The Angel Islington is a well-known property in Monopoly, and if you know the area, it’s a short walk up the Pentonville Road from Kings Cross. Situated on a hill, it’s not an area where you might expect flooding is a problem, but it was in the news last week after a water main burst.
As the BBC news report (5 December 2016) mentions, about 100 people were evacuated from their homes, water was up to 2m deep in the basements of some properties, and there was significant damage to homes and businesses.
Basements are at obvious risk from flooding from all sources, and because of their importance, we’ve started collecting information about the presence of basements within our UKBuildings product.
A basement is defined as part or all of a structure that is below the surrounding ground level and has either an exterior door/entrance or some way of allowing light into the structure—a window, grill, glass panels in the pavement, etc. A building is classified as having a basement if there is evidence from the street of either the door/entrance, a window, or grill.

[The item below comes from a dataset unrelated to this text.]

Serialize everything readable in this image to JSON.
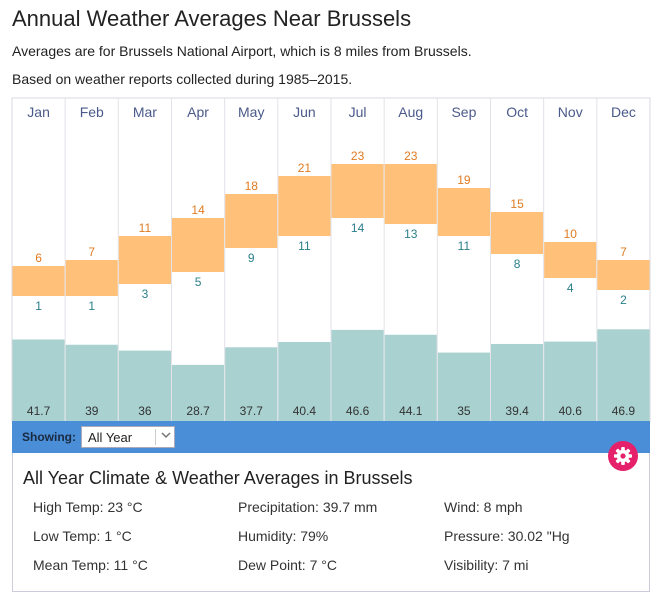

Basements are typically found in pre-1914 residential properties. They can occur in modern houses but are far less common. Basements are also found in non-residential buildings, such as public houses, churches, Victorian school buildings, Victorian retail high streets, and modern tall office blocks.
The basement data below (properties with basements are highlighted in black) is shown on a background of our detailed UKMap large scale mapping.
The GeoInformation Group supplies our UKBuildingsproduct to many utility and insurance companies for use in a variety of applications. We’re currently working with water companies to provide information about buildings with basements to them, too. That will allow them to analyse the risk of incidents, like the one in Islington, and prioritise maintenance and renewal programs accordingly.